Cruz nodded. “I don’t remember Claire mentioning the panties yesterday.”
Sam shook his head. “No. I’m pretty sure Sandy Bird and Claire wouldn’t wear the same size.”
“You’re right. I called the morgue this morning and they checked her personal items. White cotton, size eight. Claire’s were a size five. And truthfully, Claire doesn’t look like a white cotton girl to me.”
Neither one of them had any business thinking about Claire’s underwear. “Did they get any prints from Claire’s apartment?”
“There was one set of prints that didn’t belong to Nadine or Claire. They aren’t Sandy’s either. So, A, if Sandy was the thief, she was careful and wore her gloves like a good girl. Or B, the prints belong to the thief, but he’s a new thief with no record. Or C, the prints belong to some jerk they had over for beers one night who had nothing to do with the robbery. Basically, we don’t know squat, except that the thief likes women’s underwear.”
The thought of some sick idiot running his hands over Claire’s stolen panties made Sam think his coffee might make a return appearance. He swallowed hard and focused.
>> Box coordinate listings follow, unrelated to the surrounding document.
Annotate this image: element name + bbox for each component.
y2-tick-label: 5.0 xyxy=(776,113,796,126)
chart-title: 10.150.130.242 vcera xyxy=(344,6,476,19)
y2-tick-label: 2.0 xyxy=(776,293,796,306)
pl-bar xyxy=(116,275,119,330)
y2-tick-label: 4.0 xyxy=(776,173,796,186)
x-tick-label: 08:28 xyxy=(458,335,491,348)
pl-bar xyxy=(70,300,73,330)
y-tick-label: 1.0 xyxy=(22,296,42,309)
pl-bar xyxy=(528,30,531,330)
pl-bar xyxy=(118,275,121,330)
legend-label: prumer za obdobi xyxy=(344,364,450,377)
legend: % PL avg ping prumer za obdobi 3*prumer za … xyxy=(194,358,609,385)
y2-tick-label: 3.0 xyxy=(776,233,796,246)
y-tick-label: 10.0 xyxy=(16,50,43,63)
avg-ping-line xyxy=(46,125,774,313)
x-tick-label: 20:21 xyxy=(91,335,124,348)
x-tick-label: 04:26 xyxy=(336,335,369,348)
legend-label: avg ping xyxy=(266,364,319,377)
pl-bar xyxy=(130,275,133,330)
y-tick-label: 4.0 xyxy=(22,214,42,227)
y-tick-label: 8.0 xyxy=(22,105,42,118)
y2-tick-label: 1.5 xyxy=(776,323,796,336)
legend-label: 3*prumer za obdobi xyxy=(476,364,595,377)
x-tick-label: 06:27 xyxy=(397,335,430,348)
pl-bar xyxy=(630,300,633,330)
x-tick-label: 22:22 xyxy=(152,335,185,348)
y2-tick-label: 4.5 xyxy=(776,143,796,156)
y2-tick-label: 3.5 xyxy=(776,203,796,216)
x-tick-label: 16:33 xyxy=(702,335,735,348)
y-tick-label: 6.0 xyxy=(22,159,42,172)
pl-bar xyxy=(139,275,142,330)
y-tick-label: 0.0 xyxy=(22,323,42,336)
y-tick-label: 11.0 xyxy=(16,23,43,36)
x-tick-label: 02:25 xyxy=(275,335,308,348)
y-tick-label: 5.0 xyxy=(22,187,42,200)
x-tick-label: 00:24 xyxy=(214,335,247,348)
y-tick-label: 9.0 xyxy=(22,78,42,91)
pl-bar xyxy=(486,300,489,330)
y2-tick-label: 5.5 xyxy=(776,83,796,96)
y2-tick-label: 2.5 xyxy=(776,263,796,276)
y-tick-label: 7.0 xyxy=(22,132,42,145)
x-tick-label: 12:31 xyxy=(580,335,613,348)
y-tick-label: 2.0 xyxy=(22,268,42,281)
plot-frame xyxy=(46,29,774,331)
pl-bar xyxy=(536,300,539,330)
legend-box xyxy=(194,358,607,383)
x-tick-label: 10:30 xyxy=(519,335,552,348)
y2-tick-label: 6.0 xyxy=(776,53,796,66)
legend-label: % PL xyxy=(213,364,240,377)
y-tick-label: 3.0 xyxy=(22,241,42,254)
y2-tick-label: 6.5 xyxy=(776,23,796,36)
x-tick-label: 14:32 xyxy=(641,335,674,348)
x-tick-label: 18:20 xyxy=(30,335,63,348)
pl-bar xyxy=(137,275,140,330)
“Eat fast. We need to go talk to Sandy Bird’s neighbors. If we’re lucky, we’ll get to the people who work at the drugstore by early afternoon.”
A half hour later, they were walking down Sandy and Fletcher Bird’s street. It was edged with trees, just blocks away from the train line that ran through downtown Arlington Heights. The houses were two-stories, there was an abundance of swing sets and the neighbors were naturally curious.
They had known Sandy and liked her. At the third house, the one directly across the street, Sam and Cruz heard something interesting from the thirty-something woman who answered the door with a toddler on her hip.